6 Healthy Foods You Should Be Eating, But Aren’t
These days, new diets are very popular and we are always reading about foods we should and shouldn’t be eating. You may be familiar with some healthy foods, but what about healthy foods that we seem to forget to eat? Maintaining a healthy diet is a large part of joint health and joint pain management. Incorporating these healthy foods into your diet can contribute to the prevention of joint pain and discomfort. Healthy eating, exercise, and natural joint supplements as a whole can address joint problems from all angles. To help remind you which healthy foods are out there that you should be eating, but aren’t, we’ve made this simple list.
1. Red Cabbage
All types of cabbage are healthy, but red cabbage is known for its crisp taste and low caloric intake. Red cabbage is a good source of vitamins A, D, and K, folate, and fiber. Because it’s rich in antioxidants, this veggie can boost cancer-fighting enzymes. The best part about cabbage is that you can eat it raw, cooked, stand-alone, or mixed in a dish like coleslaw. It can also be added to casseroles, sandwiches, burgers, soups, salads, and many other things. You might just want to get ahead of red cabbage and leave it in your crisper to see what kind of creative ways you can use it.

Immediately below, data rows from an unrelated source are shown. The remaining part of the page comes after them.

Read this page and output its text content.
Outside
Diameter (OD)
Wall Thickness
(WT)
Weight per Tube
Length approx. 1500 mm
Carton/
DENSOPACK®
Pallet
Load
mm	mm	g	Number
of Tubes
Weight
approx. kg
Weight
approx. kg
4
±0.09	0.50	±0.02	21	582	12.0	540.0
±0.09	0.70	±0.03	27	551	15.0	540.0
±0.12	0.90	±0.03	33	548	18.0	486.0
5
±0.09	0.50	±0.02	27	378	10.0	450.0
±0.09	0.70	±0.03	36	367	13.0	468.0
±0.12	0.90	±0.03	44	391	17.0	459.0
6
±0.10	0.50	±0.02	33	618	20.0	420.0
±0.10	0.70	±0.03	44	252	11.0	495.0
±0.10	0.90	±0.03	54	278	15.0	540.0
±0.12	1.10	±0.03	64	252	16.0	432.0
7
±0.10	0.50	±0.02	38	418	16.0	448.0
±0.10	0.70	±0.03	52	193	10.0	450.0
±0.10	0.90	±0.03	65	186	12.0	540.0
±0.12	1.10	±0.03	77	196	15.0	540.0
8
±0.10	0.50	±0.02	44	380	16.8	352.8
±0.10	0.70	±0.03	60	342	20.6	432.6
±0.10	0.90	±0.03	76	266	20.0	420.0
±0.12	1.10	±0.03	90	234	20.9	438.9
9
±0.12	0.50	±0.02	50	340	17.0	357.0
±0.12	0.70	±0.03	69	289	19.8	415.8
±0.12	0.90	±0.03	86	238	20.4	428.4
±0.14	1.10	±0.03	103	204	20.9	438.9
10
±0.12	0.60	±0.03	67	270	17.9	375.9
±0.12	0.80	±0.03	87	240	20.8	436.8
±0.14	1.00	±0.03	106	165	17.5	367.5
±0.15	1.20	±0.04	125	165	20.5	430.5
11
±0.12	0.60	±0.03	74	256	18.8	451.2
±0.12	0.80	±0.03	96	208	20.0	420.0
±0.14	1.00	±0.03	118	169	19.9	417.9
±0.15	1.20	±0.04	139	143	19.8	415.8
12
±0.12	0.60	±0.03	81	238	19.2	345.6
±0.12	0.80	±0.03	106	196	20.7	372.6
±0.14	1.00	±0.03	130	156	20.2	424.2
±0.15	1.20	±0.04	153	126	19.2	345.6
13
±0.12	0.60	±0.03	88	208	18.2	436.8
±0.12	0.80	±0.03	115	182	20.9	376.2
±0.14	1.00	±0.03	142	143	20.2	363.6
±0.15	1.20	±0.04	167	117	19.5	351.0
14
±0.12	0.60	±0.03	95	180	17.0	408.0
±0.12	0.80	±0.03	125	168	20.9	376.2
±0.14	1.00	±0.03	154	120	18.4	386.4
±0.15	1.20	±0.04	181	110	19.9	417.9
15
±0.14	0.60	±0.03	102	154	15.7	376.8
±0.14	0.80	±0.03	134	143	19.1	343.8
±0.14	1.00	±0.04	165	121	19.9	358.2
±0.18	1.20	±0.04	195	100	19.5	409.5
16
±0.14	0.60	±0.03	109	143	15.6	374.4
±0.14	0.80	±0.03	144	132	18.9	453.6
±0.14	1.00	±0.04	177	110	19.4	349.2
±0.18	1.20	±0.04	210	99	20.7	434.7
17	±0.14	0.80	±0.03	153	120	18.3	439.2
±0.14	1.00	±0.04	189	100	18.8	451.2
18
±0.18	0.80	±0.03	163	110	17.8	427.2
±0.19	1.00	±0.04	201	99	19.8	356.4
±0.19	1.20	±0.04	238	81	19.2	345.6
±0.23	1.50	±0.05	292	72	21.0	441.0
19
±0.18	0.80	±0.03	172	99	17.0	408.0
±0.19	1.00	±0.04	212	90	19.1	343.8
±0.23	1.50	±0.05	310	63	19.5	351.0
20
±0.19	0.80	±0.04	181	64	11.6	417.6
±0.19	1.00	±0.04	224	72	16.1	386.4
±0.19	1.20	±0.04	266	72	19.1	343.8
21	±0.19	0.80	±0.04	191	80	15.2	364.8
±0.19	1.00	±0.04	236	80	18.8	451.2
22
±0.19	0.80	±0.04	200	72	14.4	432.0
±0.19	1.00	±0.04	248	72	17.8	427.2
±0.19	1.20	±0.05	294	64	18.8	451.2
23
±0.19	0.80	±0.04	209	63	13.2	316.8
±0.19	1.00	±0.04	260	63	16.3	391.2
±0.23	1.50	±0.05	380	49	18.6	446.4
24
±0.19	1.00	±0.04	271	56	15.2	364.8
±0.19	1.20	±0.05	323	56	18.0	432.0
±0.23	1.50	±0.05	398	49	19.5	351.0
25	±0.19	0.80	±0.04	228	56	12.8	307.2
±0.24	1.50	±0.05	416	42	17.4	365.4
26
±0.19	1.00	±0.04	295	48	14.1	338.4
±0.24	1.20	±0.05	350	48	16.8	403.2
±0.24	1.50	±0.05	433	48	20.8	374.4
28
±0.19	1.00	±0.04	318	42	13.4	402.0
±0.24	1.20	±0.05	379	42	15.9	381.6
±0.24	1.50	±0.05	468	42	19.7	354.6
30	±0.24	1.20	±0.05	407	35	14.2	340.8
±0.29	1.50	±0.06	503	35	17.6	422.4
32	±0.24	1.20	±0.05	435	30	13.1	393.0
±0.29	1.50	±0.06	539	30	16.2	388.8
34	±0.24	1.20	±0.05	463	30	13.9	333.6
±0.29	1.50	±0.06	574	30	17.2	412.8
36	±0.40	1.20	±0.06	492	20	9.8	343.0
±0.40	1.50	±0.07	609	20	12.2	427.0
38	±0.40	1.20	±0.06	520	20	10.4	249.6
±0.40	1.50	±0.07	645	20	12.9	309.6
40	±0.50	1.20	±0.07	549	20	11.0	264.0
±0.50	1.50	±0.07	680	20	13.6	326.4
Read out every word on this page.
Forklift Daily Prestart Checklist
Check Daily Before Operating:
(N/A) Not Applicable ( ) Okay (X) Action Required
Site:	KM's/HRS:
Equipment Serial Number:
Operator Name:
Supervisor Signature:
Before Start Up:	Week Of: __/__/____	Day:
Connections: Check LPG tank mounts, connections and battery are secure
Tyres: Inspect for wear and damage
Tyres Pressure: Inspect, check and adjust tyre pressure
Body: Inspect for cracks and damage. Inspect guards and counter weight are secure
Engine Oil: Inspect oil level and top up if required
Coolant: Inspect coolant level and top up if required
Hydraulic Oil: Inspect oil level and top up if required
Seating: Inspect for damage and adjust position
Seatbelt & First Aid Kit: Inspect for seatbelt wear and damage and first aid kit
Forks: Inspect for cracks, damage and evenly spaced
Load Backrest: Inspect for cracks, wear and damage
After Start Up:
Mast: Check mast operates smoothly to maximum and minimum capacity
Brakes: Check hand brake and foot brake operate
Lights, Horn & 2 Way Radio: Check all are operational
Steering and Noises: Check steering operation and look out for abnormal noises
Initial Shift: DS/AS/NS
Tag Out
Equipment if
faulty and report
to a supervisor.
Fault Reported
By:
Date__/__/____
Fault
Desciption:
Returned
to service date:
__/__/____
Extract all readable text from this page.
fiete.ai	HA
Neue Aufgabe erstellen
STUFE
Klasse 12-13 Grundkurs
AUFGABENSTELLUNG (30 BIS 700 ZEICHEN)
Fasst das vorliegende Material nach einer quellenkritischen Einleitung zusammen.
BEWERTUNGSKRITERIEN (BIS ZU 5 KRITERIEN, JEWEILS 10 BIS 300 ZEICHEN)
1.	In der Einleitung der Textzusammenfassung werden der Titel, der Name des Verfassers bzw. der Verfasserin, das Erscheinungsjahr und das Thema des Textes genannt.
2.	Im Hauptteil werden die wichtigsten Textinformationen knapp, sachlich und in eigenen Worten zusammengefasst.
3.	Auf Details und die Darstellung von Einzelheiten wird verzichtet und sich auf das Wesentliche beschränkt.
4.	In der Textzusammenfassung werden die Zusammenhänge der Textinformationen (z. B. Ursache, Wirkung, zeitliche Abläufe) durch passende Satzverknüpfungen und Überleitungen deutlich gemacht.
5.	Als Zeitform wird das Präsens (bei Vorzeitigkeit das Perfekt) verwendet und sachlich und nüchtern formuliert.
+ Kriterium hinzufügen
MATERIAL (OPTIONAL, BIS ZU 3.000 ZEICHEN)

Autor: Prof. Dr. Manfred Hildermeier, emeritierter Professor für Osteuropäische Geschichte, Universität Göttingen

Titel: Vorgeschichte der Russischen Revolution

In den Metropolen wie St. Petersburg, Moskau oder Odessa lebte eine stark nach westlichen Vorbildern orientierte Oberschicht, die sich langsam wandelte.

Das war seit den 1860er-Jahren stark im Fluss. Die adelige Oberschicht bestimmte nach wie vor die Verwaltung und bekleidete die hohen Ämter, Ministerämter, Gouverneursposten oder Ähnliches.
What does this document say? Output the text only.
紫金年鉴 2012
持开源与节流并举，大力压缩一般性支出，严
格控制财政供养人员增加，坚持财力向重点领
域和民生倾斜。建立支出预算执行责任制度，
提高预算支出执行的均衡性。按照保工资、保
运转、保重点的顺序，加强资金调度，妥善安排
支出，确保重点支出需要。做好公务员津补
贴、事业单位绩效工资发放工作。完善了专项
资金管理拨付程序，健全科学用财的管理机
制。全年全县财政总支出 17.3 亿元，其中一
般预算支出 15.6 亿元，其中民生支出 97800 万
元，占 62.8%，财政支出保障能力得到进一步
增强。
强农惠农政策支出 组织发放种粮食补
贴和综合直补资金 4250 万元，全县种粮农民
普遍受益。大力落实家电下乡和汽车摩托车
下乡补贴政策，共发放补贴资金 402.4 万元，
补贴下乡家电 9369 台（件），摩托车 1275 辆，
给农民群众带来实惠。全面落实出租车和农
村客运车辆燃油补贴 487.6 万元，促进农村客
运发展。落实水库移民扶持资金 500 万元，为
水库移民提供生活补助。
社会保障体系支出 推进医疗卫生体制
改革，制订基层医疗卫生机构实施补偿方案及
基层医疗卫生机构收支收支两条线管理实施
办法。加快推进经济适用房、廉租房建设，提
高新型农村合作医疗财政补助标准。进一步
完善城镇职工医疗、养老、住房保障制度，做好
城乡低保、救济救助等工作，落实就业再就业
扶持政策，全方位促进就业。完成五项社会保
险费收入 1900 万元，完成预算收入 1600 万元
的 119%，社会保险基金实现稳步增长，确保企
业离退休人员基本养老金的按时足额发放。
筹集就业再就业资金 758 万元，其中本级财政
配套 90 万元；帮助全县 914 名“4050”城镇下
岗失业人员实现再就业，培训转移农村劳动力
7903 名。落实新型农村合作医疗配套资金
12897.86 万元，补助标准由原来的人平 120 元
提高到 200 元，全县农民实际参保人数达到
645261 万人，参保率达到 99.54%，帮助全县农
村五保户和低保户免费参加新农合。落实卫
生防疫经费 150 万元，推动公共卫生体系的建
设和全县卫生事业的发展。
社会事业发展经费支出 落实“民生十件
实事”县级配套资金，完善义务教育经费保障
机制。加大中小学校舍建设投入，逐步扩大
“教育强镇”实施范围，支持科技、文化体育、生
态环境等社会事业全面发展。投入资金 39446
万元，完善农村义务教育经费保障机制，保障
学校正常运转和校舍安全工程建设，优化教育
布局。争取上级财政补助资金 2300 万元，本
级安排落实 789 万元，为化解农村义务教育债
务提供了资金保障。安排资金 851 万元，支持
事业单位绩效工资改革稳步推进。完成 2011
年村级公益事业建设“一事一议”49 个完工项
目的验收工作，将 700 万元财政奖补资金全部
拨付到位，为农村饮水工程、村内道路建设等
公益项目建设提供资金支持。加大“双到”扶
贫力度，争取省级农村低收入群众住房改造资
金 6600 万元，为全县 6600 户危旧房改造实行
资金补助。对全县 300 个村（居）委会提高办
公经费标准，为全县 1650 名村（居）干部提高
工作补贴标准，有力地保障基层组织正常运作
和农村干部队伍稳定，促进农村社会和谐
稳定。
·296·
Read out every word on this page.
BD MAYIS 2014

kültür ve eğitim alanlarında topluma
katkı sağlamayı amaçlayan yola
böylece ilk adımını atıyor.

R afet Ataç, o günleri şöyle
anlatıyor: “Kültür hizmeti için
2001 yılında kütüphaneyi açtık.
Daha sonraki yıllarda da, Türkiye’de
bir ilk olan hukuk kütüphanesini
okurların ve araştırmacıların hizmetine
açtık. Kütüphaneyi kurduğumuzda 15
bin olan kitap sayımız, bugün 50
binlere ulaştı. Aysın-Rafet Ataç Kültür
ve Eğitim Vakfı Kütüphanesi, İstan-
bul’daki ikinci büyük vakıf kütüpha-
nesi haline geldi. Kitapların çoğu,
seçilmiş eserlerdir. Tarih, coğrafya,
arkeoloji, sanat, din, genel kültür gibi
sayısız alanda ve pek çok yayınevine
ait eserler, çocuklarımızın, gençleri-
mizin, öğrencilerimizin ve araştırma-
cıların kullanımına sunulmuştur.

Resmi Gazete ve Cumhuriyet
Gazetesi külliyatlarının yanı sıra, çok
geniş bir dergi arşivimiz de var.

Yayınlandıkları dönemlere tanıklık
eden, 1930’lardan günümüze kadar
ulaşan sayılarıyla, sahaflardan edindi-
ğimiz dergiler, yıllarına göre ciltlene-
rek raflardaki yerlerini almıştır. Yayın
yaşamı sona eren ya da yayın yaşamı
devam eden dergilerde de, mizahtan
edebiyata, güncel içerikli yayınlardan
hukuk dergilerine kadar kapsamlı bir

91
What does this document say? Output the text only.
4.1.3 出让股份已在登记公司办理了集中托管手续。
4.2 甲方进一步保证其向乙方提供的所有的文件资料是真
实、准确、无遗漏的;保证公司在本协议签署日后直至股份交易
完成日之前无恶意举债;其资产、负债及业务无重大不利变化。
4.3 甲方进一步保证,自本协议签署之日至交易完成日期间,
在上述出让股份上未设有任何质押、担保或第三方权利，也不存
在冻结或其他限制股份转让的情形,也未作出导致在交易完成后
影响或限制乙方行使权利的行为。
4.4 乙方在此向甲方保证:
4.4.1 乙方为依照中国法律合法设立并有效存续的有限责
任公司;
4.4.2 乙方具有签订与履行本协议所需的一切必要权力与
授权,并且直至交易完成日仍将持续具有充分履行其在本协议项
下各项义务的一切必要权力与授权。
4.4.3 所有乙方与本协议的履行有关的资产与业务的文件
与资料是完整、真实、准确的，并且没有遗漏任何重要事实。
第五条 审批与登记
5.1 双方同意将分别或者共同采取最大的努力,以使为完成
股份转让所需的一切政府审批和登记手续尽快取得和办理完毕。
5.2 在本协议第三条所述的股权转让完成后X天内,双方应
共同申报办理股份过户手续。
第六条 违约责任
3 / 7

You may have heard of the tiny red pomegranate seeds before, but you might not have known how healthy they are for you. This bright red fruit is full of antioxidants, natural chemicals that soak up free radicals that harm tissues and can cause chronic conditions like cancer and Alzheimer’s. If you can, eat the fruit in its entirety, the tart jelly-like taste will be different from anything you’ve tried before. If you don’t have time to get the fruit ready, you can drink a glass of pomegranate juice and reap the same benefits.
A popular leafy green, kale sometimes get tossed to the wayside when we think of salad or home cooked sides. Kale has a slew of cancer-fighting antioxidants and is a great source of Vitamin A, which helps strengthen skin and eye health, as well as boosts the immune system. One cup of kale has as much vitamin C as an orange. Kale is also a great source of heart-healthy fiber.
4. Sweet Potatoes
Many people write off sweet potatoes because they believe they are high in calories and carbs, but don’t let that fool you. Sweet potatoes are filled with nutrients and make for a great source of beta-carotene, vitamin A, fiber, and potassium. Because they are so versatile and packed with nutritional value, sweet potatoes can be enjoyed with few extra calories. Baked, boiled, mashed, or in french fry form, there is no question that sweet potatoes are delicious!
It’s surprising how many people haven’t tried lentils and don’t incorporate them into their diet. Lentils hail from the legume family and have been part of the human diet since Neolithic times despite their unpopularity. Not only are they healthy and affordable, lentils offer a versatile option for dinners. A half cup of cooked lentils has over 9 grams of protein and 8 grams dietary fiber. Additionally, lentils are a good source of folate and iron.
6. Pumpkin Seeds
Did you know the seeds are the most nutritious part of the pumpkin? Most people don’t. Pumpkin seeds provide magnesium, which promotes a healthy heart, proper bone and tooth formation, proper bowel function, and relaxation of your blood vessels. They are also a good source of zinc, which aids in immunity, cell growth and division, sleep, and prostate health in men. We recommend eating them with the shell because it includes extra fiber.